Carol, as always you hit the nail on the head. I too hear "I love my dog / cat to death". A death might be truer than true.

I have a buddy whose dog is under the weather, vomiting - he's looking for answers as to reasons why. Is the dog exercising? I know the answer is NO. Did they switch his food recently - yes. Is there clean water? Don't know. What does his poop look like, is it normal? Doesn't have a clue - there's so much poop in the yard can't tell, maybe he's eating the other dog's poop. My brain is thinking "why do you have this dog, you claim to love so much?" How can you give the vet any information to assist with a diagnosis when you know nothing about the creature that lives with you day to day. Why don't you pick up the poop?

We have lots of humorous moments on the Saints blog about poop - and about the odd doggie or two nibbling on a piece of poop - but that's exactly what it is - a nibble. The poop is always cleaned up immediately. The poop is always checked to see if there's anything abnormal and if there is it's reported immediately to MO, KO, Dionne, yourself. Hell, YOU get up in the middle of the night to check Dixie's poop. Everyone is on the same page about exercise, food, clean water, bedding. We know what they are eating and if they ate. We know if they are exercising or not. We know if they pooped and what it looked like. We know if they are drinking water and how much or if it's too much.

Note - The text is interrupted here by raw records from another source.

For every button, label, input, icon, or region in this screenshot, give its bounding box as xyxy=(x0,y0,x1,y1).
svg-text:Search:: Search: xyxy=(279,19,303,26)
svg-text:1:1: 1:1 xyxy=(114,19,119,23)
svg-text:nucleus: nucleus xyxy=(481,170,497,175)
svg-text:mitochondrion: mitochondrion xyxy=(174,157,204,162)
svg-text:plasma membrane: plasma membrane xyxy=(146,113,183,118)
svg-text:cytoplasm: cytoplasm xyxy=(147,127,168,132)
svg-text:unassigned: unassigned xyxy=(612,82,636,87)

You juggle their exercise and play-dates to make sure everyone gets out and about and is mobile.

I continually say the same thing in your blogs - for many of these animals this is the best life they have ever had.

My friend says loves his dog to death - REALLY - show me the evidence.

At SAINTS there is evidence every second of the day that someone gives a shit about these animals and I believe in my heart that the animals know it.

Carol Ann

oh mo why can't we convince everyone that all animals have deep feelings and we need to respect them. I cry a lot too. :(

Mo

Gad .. I had a whole big long post about a conversation I had just last night with some friends of mine about what loving an animal really means to different people .. it got to long & I started to feel horribly depressed.. so I deleted it.

I am feeling hopeless today and want to shout out loud that I am mad as hell & just can't take it anymore !!!!!!!!!!!!!!!!!!!!